One of my widow friends told me a few weeks before Matt died that people would disappear after the funeral. I was shocked by this, because we were so surrounded by people and love and support. Then the funeral happened. For a lot of people invested in our story, that was the end of it. They slipped back into their normal lives and their presence in our lives faded. I shouldn’t have been surprised by this because I was warned. But I continue to be.
Then there are the people who are left. The problem with going from virtual obscurity to a small town spectacle because of a terminal illness is that people feel like they have a seat at your table. They feel like they can comment and discuss what you’re doing, with who, and why. They feel comfortable enough approaching you and asking deeply personal questions and interfere in your personal relationships. This has happened. This has put an enormous amount of stress and anxiety on my shoulders at a time when I didn’t need any more stress and anxiety.
Interference. From day one. Every move I make, every person I talk to, every friend I have is under a microscope. The inner workings of their lives are then scrutinized and picked apart when they did not ask to be involved in small town gossip. Their previously private lives become public because of simply associating with the grieving widow.
That’s not fair.
I share my grief so that it may help someone going through the same thing. I share our lives and stories about Matt because we had a wonderful life and it’s a life worth sharing.

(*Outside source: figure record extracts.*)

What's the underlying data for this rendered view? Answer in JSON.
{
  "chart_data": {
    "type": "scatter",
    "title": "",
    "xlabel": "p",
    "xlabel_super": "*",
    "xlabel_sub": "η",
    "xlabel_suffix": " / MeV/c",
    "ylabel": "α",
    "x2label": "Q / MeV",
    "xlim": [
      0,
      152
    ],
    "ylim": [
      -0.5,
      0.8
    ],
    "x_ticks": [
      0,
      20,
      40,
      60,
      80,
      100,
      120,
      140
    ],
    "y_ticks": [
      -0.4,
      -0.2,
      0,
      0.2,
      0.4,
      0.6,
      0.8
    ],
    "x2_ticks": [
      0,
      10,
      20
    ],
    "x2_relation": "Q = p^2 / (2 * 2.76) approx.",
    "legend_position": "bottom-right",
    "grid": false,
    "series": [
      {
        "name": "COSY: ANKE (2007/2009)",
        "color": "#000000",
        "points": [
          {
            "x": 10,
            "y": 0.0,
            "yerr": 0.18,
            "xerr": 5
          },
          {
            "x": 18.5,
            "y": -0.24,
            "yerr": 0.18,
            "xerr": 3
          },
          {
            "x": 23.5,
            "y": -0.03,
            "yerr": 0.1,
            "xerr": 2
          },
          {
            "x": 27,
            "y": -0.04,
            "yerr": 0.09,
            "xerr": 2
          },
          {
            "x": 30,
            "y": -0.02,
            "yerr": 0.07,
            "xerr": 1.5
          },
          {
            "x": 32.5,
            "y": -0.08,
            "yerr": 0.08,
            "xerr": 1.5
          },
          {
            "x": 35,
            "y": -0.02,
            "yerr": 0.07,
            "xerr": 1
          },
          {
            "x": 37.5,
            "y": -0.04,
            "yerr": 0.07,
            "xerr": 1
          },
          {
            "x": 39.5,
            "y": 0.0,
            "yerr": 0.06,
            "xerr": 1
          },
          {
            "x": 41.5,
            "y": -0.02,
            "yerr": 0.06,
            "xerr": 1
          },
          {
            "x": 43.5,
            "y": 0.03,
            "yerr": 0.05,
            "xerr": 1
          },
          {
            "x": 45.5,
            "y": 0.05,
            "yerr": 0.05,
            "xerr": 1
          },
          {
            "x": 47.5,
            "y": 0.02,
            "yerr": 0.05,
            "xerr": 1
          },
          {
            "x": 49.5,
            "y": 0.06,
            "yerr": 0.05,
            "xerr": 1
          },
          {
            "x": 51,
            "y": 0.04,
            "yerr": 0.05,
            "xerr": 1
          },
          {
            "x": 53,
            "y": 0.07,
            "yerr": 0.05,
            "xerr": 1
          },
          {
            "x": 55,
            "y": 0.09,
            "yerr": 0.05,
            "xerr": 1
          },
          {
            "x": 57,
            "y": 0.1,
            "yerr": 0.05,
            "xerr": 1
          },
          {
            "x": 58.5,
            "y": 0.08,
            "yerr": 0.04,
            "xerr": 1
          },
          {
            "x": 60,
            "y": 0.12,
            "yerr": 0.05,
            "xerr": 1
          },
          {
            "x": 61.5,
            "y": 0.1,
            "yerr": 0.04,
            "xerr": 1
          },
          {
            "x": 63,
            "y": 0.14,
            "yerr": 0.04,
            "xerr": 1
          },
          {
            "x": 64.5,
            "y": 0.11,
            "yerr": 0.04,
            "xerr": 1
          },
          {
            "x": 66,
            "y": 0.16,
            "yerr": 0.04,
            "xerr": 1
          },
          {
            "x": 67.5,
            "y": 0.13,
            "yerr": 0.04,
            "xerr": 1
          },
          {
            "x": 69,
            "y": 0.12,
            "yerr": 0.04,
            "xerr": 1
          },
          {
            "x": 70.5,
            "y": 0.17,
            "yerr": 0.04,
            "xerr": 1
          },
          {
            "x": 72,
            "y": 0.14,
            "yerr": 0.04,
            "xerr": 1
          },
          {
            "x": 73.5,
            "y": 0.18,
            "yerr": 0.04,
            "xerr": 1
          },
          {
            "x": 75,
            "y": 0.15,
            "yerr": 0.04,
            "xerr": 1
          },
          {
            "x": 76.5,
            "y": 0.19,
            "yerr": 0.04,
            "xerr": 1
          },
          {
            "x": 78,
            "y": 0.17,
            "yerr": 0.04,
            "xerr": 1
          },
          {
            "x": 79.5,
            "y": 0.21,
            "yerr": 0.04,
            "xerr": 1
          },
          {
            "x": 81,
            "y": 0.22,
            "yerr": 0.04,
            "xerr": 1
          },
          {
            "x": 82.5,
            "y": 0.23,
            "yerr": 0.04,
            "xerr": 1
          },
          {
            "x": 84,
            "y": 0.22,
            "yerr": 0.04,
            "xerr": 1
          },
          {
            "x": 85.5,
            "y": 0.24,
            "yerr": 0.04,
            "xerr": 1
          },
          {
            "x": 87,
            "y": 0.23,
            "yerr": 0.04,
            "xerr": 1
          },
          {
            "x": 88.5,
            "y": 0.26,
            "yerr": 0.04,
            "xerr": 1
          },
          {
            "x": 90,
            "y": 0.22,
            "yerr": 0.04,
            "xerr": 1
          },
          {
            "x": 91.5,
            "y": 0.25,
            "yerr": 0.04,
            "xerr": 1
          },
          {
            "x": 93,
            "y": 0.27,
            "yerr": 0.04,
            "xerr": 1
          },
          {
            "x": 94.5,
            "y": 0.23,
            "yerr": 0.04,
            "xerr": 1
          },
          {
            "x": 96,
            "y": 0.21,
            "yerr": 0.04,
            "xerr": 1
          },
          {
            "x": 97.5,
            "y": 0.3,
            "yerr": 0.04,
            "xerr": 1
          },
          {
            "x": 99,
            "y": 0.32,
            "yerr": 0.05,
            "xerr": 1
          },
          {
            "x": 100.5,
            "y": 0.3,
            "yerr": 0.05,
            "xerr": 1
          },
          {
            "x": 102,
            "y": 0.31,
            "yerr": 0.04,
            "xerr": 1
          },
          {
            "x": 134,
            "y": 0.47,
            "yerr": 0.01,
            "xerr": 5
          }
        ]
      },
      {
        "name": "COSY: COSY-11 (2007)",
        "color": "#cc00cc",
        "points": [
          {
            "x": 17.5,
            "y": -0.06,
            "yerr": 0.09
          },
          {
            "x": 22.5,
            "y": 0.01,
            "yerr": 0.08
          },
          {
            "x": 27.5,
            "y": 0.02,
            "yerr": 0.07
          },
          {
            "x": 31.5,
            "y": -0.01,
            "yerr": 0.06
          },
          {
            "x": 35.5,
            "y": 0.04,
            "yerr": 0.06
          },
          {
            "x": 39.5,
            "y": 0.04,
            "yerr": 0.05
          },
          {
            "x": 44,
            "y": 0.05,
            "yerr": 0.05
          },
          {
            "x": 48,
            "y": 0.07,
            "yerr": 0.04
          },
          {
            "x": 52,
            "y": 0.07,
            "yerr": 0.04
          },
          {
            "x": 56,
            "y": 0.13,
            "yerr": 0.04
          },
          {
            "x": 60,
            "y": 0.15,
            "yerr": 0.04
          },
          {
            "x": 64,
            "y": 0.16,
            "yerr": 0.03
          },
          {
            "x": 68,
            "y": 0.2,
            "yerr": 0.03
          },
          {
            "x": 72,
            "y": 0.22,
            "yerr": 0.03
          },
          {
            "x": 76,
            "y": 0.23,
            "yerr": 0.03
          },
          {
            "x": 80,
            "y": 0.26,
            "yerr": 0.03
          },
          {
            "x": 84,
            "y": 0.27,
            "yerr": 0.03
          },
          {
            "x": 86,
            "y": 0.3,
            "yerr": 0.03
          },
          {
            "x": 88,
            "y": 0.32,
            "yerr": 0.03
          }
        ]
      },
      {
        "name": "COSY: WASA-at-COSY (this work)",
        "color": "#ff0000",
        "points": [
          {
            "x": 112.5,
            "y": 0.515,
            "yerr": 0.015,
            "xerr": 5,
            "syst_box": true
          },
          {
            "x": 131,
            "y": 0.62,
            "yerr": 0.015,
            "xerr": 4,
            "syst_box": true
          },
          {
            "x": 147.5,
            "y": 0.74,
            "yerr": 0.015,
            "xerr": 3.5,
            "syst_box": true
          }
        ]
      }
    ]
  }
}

But my personal friendships and the people I care about are off limits. Any relationship I choose to have or not have is not up for debate or discussion. Anything I do or don’t do isn’t anyone’s business. Yet people have dug in deep and used me as a way to pass the time with one another.
The problem with interfering with someone else’s personal life is that you destroy friendships. You hurt people. You cause stress and anxiety for people who already have stress and anxiety. You scare people away. You shut people down.
It hurts deeply. And I’ve had enough hurt to last an entire lifetime. Twice.
I have never had a friendship end basically because of other people, but I have now. Before you sit around and gossip about people, think about how much it hurts them. Think about that new feeling of meeting someone you click with and forming a friendship and having fun and feeling good, and then think about feeling awful and panicky and pressure because people have opinions that they not only won’t keep to themselves, but that they spread all around to other people. Half truths. Whole lies, even.
I didn’t deserve that.
He sure didn’t deserve that.
But here we are. More loss.
Losing people after you’ve lost your whole world is a new kind of pain I wasn’t prepared for. I don’t blame anyone for not wanting to deal with what we have to deal with on a daily basis. It’s a lot.
Your words matter. So careful who you tell what, because the pain you cause from your interference into my life is insurmountable. It leaves people wishing things were different and wishing the peanut gallery would’ve just shut up and let it be what it was going to be. It could’ve been great, but when associating with me means pain for the other person, everyone needs to take a giant step back and evaluate what their words have done to two people who deserved more than what they got.
I deserve privacy. Any man in my life does, too.
I will not play small town gossip games. I will shut you down.
Onward. A little more broken, forcing a smile when I want to cry forever, a little more banged up and a whole lot more hurt. But onward.